This week’s new Blu-rays include conversations Britain’s leading women actresses and a suspenseful horror feature.
Tea with the Dames (IFC Films)
The four women have collected Oscars, Emmys and BAFTAs. Their worldwide reputation comes from performances in “Downton Abbey,” Gosford Park and Shakespeare in Love. And yet, given their remarks in the documentary Tea with the Dames, they’d rather be playing to live audiences. “All days are scary,” Eileen Atkins says of filmmaking. Judi Dench, Joan Plowright and Maggie Smith agree. All that waiting and waiting, those retakes, all those people milling around on set.

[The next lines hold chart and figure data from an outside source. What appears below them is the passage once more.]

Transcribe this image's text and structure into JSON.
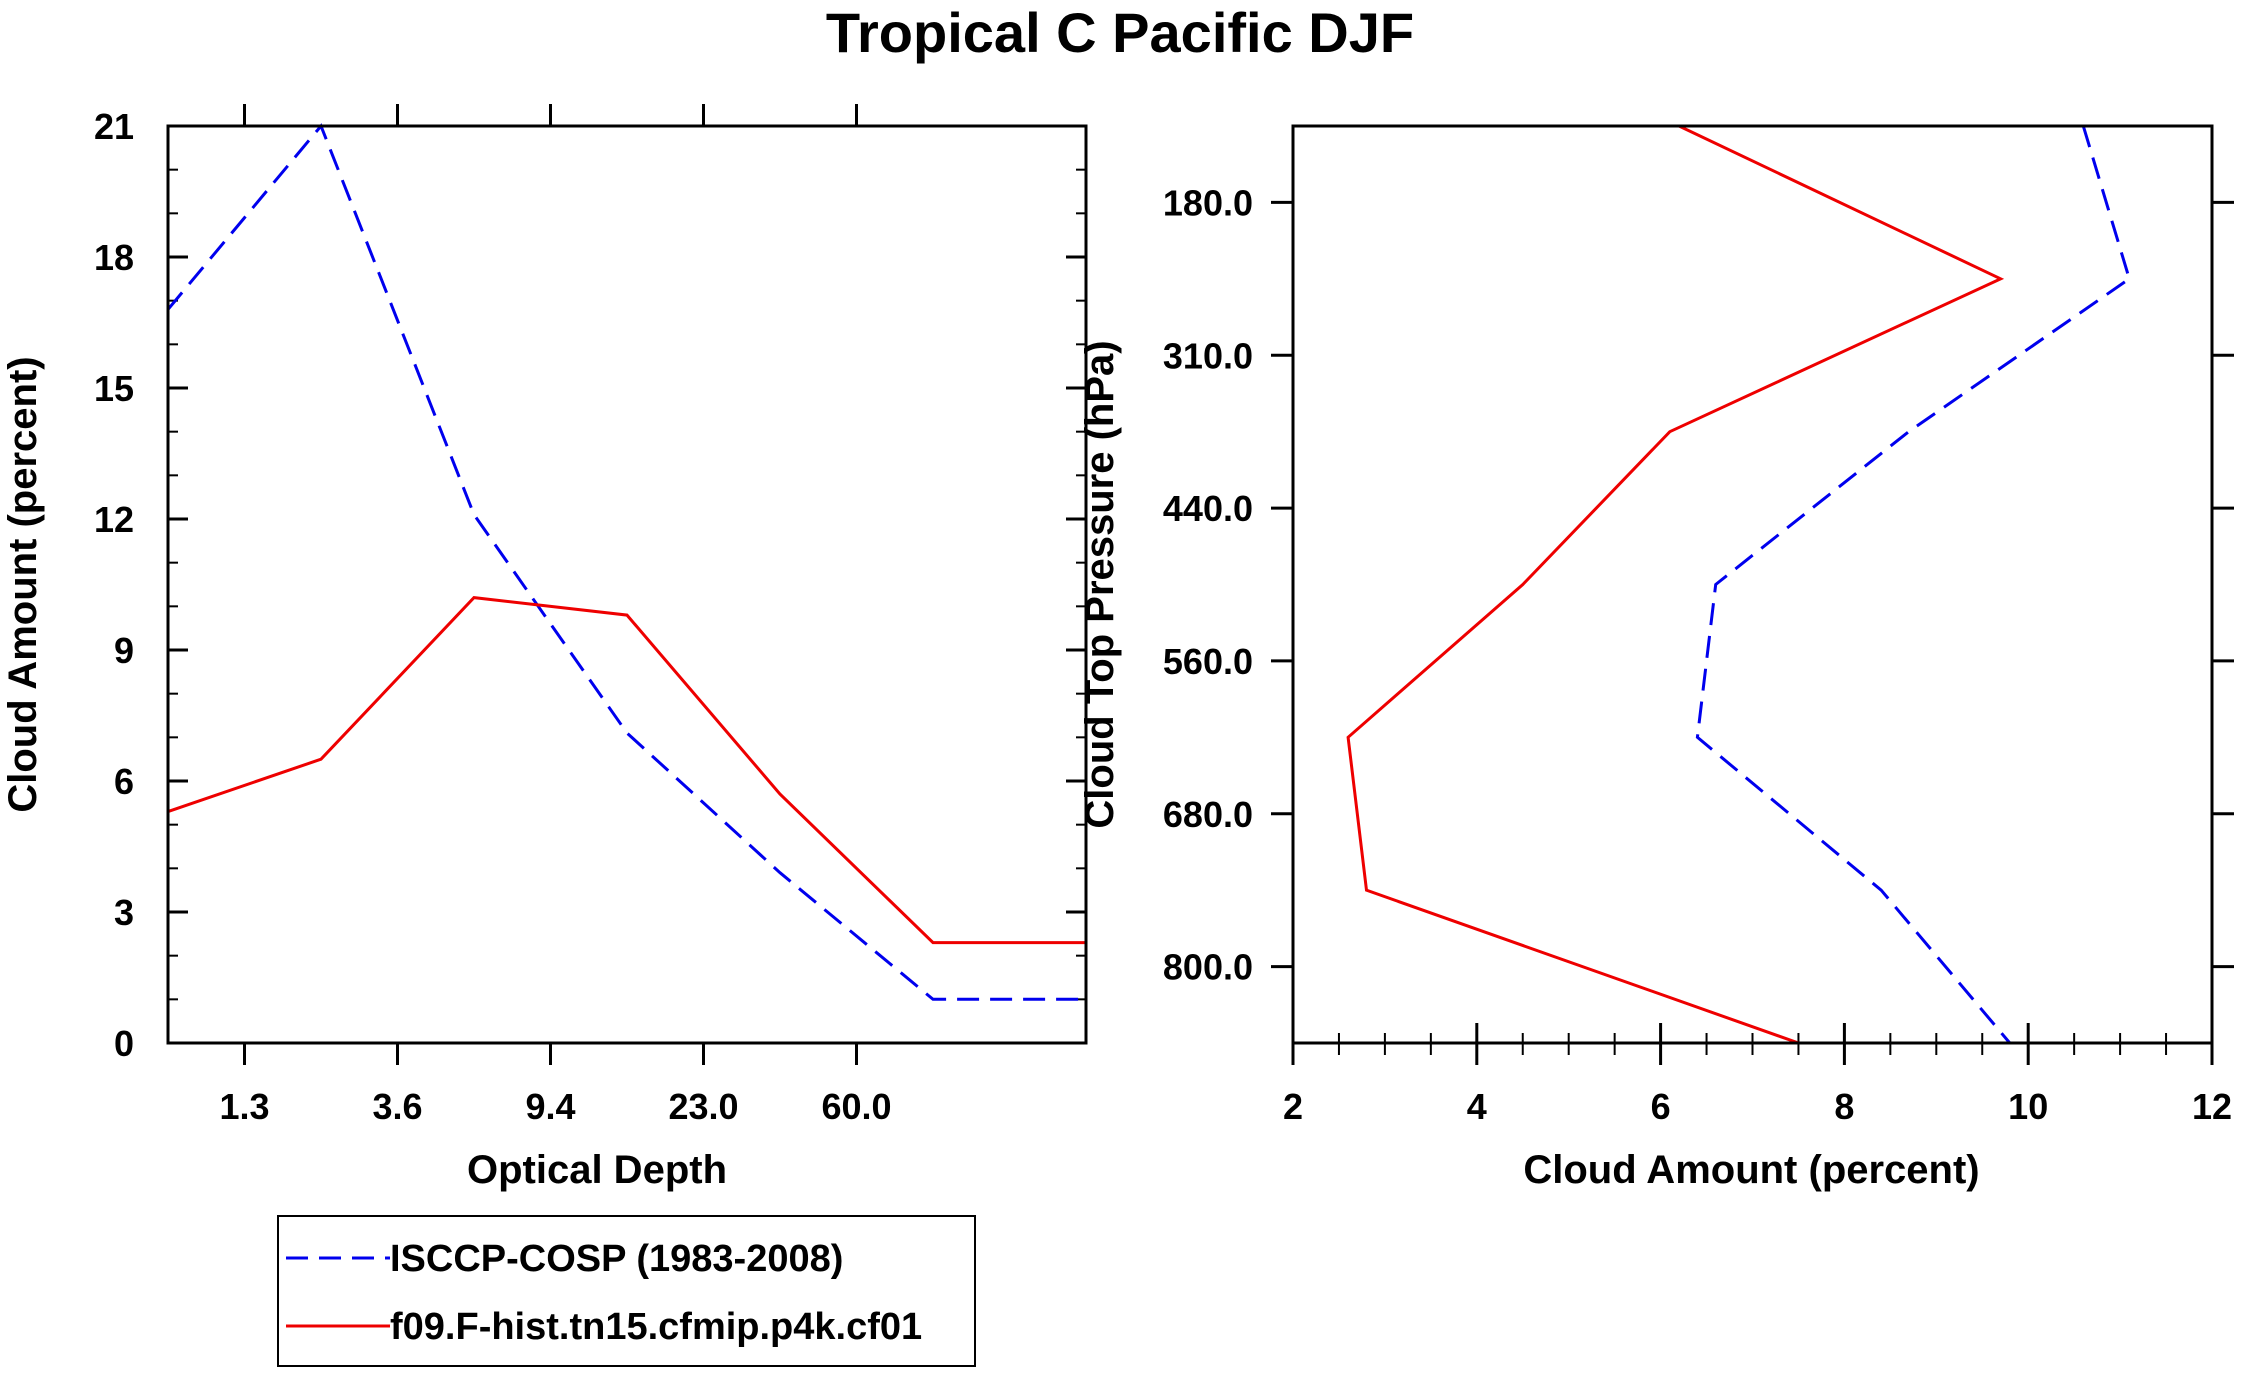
{
  "title": "Tropical C Pacific DJF",
  "colors": {
    "isccp": "#0000ee",
    "model": "#ee0000",
    "axis": "#000000"
  },
  "legend": {
    "entries": [
      {
        "name": "ISCCP-COSP (1983-2008)",
        "color": "#0000ee",
        "style": "dashed"
      },
      {
        "name": "f09.F-hist.tn15.cfmip.p4k.cf01",
        "color": "#ee0000",
        "style": "solid"
      }
    ]
  },
  "chart_data": [
    {
      "type": "line",
      "xlabel": "Optical Depth",
      "ylabel": "Cloud Amount (percent)",
      "x_tick_labels": [
        "1.3",
        "3.6",
        "9.4",
        "23.0",
        "60.0"
      ],
      "y_ticks": [
        0,
        3,
        6,
        9,
        12,
        15,
        18,
        21
      ],
      "ylim": [
        0,
        21
      ],
      "x_bins": 7,
      "series": [
        {
          "name": "ISCCP-COSP (1983-2008)",
          "x": [
            0,
            1,
            2,
            3,
            4,
            5,
            6
          ],
          "values": [
            16.8,
            21.0,
            12.1,
            7.1,
            3.9,
            1.0,
            1.0
          ]
        },
        {
          "name": "f09.F-hist.tn15.cfmip.p4k.cf01",
          "x": [
            0,
            1,
            2,
            3,
            4,
            5,
            6
          ],
          "values": [
            5.3,
            6.5,
            10.2,
            9.8,
            5.7,
            2.3,
            2.3
          ]
        }
      ]
    },
    {
      "type": "line",
      "xlabel": "Cloud Amount (percent)",
      "ylabel": "Cloud Top Pressure (hPa)",
      "x_ticks": [
        2,
        4,
        6,
        8,
        10,
        12
      ],
      "xlim": [
        2,
        12
      ],
      "y_tick_labels": [
        "180.0",
        "310.0",
        "440.0",
        "560.0",
        "680.0",
        "800.0"
      ],
      "y_bins": 7,
      "series": [
        {
          "name": "ISCCP-COSP (1983-2008)",
          "y": [
            0,
            1,
            2,
            3,
            4,
            5,
            6
          ],
          "values": [
            10.6,
            11.1,
            8.7,
            6.6,
            6.4,
            8.4,
            9.8
          ]
        },
        {
          "name": "f09.F-hist.tn15.cfmip.p4k.cf01",
          "y": [
            0,
            1,
            2,
            3,
            4,
            5,
            6
          ],
          "values": [
            6.2,
            9.7,
            6.1,
            4.5,
            2.6,
            2.8,
            7.5
          ]
        }
      ]
    }
  ]
}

In Tea with the Dames, director Roger Michell (Notting Hill) rolls the cameras as the foursome gather in Plowright’s country home. They have long histories together and apart and struggle to remember when they first met. It was the late 1950s, they were aspiring stage actresses. Much of the conversation in Tea with the Dames concerns their first love, theater, the stages where they learned the timing and mastery of dialogue they later brought to the screen.
Brahms: The Boy II (Universal)
The violent burglary of their London home left 8-year old Jude and his mom (Katie Holmes) traumatized. Jude will only communicate in writing and mom refuses to discuss what happened. Dad has a reasonable suggestion: “What if we went away? Someplace quiet?”
An enduring horror genre theme is that the past is hard to escape. After moving to a lovely Tudor cottage nestled in the woods, Jude unearths a creepy boy doll with a list of rules in its suit pocket. He becomes attached to the thing. Jude’s psychologist calls the doll, named Brahms, “a safe outlet to process his trauma,” yet disconcerting details accumulate. Mom is convinced that Brahms is more than an imaginary friend. Dad is slower to catch on.
Polished and suspenseful, The Boy II touches on the fragility of identity and the possibility of disembodied evil manifesting itself—it can be thwarted but there’ll always be a sequel.